El 18 de mayo de 1875 un terremoto derriba el templo en construcción ya muy adelantada en la plaza principal de la naciente Manizales, pues contaba apenas con 26 años de fundación; pero el ardor de esta raza no se dejó llevar ni de la rabia ante el revés, ni del desánimo, sino que a los pocos días ya estaba en la tarea de construir un nuevo templo, donde se congregaba la población para encontrarse, orar juntos, alimentar la esperanza, fortificar la familia y la sociedad.
Nuestros antepasados creían en el progreso y por ello lograron construir ciudades, culturas, países, familias, senderos de futuro mejor; la esperanza era su empuje, tenían fe en el sentido de la vida, el amor era alimento de sus corazones.
No iban a la deriva o sin metas para alcanzar; en unidad buscaban mejorar todo, avanzar con entusiasmo y valentía para vencer obstáculos; así como los barcos y aviones llevaban un “manual de ruta” ellos sabían bien para donde se dirigían.
El miedo o la inseguridad no eran parte de su equipaje vital; se sabían peregrinos avanzando hacia metas que procuraban el bienestar de todos; el ataque mutuo, la destrucción de proyectos ajenos, el insulto o burla no eran expresión de su vocabulario; sabían entregar lo trabajado con afecto social y los sucesores continuaban sin denigrar del pasado lo recorrido creando novedades útiles para todos; lejos estamos de ese escenario.
Hoy se habla mucho y con razón de la preocupación por el aumento del consumo de estupefacientes, de drogas con nuevas presentaciones; se acude a ello sumando el suicidio y la autoflagelación en compañía de un aburrimiento cansino y en aumento.
No es de extrañar, pues hemos destruido la audacia para vivir, las ganas de trabajar por los demás, el deseo de dejar huellas de prosperidad; hemos borrado los valores de trabajo, ardor, lucha, valentía y caímos sólo en la actitud de protesta por todo, de condena a todos, de cerrazón ante el futuro; casi nos ponen a gritar: “sáquenme de aquí”.

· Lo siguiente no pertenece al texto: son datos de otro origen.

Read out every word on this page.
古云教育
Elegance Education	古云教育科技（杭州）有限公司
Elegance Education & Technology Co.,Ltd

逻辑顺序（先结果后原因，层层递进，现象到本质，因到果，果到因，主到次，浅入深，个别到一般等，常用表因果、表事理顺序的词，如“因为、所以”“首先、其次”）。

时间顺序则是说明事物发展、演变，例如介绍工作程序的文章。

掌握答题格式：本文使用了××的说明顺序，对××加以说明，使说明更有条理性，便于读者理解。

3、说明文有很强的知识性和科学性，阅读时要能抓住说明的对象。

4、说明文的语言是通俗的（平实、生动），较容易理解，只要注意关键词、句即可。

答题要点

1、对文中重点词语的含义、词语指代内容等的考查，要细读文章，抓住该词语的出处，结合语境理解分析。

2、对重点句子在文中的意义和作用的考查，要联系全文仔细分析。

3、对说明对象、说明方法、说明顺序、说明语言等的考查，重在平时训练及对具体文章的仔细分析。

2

Hoy, sobre todo los creyentes, si pretendemos llegar a una generación que teme el desastre inminente, tenemos que ser personas esperanzadas. En la misa hay un gesto que me parece sostener esta esperanza: llevamos al altar el pan y el vino como confesión de fe en el valor de los creados que puede ser bendecido y unido al proyecto de Dios sobre la humanidad. Hay un “manual de ruta”.